A hamstring strain is a common sports injury and is often graded into three different severities. A Grade 1 is a minor muscle pull or strain. A grade 2 is a partial muscle tear. Grade 3 is considered a complete muscle tear. The length of time that it takes to recover from a hamstring injury will depend on the severity of the injury. While grade 1 hamstring strains may only take a few days to heal, grade 2 and 3 injuries can take several weeks or months.
What causes a hamstring injury?
Most hamstring injuries are caused when the muscles or tendons are stretched too much. This is a common occurrence during sudden movements, such as those required in sports. This includes sprinting, jumping and stretching.
Although hamstrings strains are a very common sports injury, they can often be avoided by strengthening and having the adequate amounts of flexibility. Exercises like the Nordic hamstring curl have been shown to reduce hamstring injury in sport.
The signs of a hamstring injury
Grade 1 hamstrings are often evident when there is a sharp and sudden pain around your thigh. It may also feel painful to move your leg, but the overall function of your leg won’t be impeded. People often describe an overall ‘tightness’ or ‘pull’. There is usually not a ‘pop’ heard or felt and is more of a overstretch.
Grade 2 hamstring strains are more severe than Grade 1. The pain is often more evident and distracting, and your leg may feel really tender to the touch. There will also be some bruising at the back of your thigh (and usually migrates to the knee due to gravity) that presents a couple of days after the incident. Your leg may feel weak and painful to move. Grade 2’s are usually diagnosed after a ‘pop’ is heard or felt. The ‘pop’ is some of the muscle fibers being torn but not total disruption of the muscle tissue.

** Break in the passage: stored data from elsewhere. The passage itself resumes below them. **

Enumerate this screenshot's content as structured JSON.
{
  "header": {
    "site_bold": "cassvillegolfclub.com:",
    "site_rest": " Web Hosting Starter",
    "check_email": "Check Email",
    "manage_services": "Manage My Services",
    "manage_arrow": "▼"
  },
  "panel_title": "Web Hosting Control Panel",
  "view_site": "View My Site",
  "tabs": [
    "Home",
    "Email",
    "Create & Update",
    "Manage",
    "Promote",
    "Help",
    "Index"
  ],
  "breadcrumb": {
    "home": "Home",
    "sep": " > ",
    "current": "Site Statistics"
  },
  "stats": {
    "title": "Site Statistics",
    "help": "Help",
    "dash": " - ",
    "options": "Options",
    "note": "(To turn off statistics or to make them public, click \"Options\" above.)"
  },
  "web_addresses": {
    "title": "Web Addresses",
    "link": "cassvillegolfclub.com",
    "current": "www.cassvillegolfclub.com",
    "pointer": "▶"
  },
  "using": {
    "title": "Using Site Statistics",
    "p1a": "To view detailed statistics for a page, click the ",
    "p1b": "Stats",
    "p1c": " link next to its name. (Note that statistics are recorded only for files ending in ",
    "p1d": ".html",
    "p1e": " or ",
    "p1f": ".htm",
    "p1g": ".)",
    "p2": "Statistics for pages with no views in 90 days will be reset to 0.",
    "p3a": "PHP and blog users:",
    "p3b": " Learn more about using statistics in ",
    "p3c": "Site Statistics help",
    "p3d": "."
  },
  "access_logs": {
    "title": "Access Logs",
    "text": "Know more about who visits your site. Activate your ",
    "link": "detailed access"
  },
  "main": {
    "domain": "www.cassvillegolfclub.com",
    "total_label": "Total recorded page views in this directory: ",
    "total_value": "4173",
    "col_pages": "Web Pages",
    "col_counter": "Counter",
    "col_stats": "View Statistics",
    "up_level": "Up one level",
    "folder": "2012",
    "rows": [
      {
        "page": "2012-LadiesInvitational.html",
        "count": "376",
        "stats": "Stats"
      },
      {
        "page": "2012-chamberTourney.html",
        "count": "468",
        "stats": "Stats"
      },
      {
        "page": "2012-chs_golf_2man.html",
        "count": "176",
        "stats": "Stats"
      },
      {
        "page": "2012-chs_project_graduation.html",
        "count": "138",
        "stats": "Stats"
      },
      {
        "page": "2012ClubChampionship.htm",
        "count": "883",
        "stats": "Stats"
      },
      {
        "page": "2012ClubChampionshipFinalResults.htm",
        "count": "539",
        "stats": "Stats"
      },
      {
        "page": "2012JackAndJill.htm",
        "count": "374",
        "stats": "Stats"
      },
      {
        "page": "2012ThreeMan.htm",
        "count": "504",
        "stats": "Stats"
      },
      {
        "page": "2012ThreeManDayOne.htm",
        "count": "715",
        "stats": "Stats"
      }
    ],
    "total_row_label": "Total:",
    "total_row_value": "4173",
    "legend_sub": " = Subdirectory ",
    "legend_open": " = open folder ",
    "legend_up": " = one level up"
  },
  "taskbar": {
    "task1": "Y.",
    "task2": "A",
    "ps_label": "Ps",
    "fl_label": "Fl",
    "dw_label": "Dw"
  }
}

Grade 3 hamstring strains are complete tears and will cause you a lot of pain. You will feel a ball of tissue at the origin or insertion of the muscle because the tissue is no longer complete from start to finish.
Treatment, rest and recovery
Treatment often involves taking care of your leg and applying cold packs to your hamstring. This can be specially designed ice packs or can simply be a bag of frozen food items wrapped in a towel. Ice should not be applied directly to the skin and this should be done for a minimum of 20 minutes every few hours throughout the day.
Compress the thigh by using an elastic bandage to reduce swelling. Elevation when lying is helpful to allow any swelling to go back to the heart. Lastly, make sure you take plenty of rest an avoid physical activity that causes more pain.
To allow the normal healing process of the body, I do not recommend using an anti-inflammatory medication. Using ice and Tylenol will help with the pain as well as the compression wrap. There’s also the option of using topical analgesics, like Biofreeze, for pain.
I recommend a graduated increase in activity for the hamstring while it is recovering. For the first three days I recommend not stretching so as to minimize tissue damage. Foam rolling has been shown to not disrupt the normal healing process of the tissue so even in the early stage of healing, foam rolling is okay.
Using the guidance of an experienced rehabilitation professional can be helpful to guide you along the recovery process. Manual therapies like active release technique, dry needling, cupping, massage, kinesiology tape, and Instrument Assisted Soft Tissue therapy can help reduce pain and get you back to activities sooner. With all manual therapy techniques, graded exercises should be given to you to do. In addition, home care should include a gradual return to normal activities and increases in progressive resistance exercise. An exercise progression example I use in my office would be:
* Reciprocal Inhibition. Day 1-3
* Light Stretching for 1 minute. Day 4-7
* Isometrics (1 minute, 2/day). Day 7-14
* Concentric Exercise (shortening), 12-15 reps 2 sets, 1/day
* Eccentric Exercise (lengthening), 20 reps, 2 sets, 2/day
* Dynamic Exercise (explosive or quick)
From the nutritional side, using CBD ointment or tincture can help with inflammation and pain. Vitamin C helps with collagen synthesis (repair) and I recommend taking 5000mg/day up to 10,000mg/day immediately after and injury to give your body the nutrients it needs to heal. Vitamin IV’s or Intramuscular injectables are best or oral supplementation will work as well. Don’t overdo the vitamin C or you will get ‘dirty pants’ (diarrhea). Start with the lower recommendation and build up over the course of a week or two. Protein is important to regenerate muscle tissue. I recommend 1.6g/kg of body weight per day under normal situations and then bump up to 2.0g/kg body weight when healing from an injury. High quality protein like chicken, meat and fish are best but can be supplemented with whey protein. Vegetarians and vegans have to be especially aware of the quality of protein they take in to ensure all the essential amino acids are being consumed.
In conclusion, hamstring injuries are common among active individuals. If you suffer a hamstring injury, seek the help of the medical provider who helps you with these types of injuries. Usually being non-surgical injuries, good options to treat these are chiropractors (trained in sports medicine), physical therapists (trained in sports medicine) and athletic trainers who have special training in soft tissue modalities and injuries.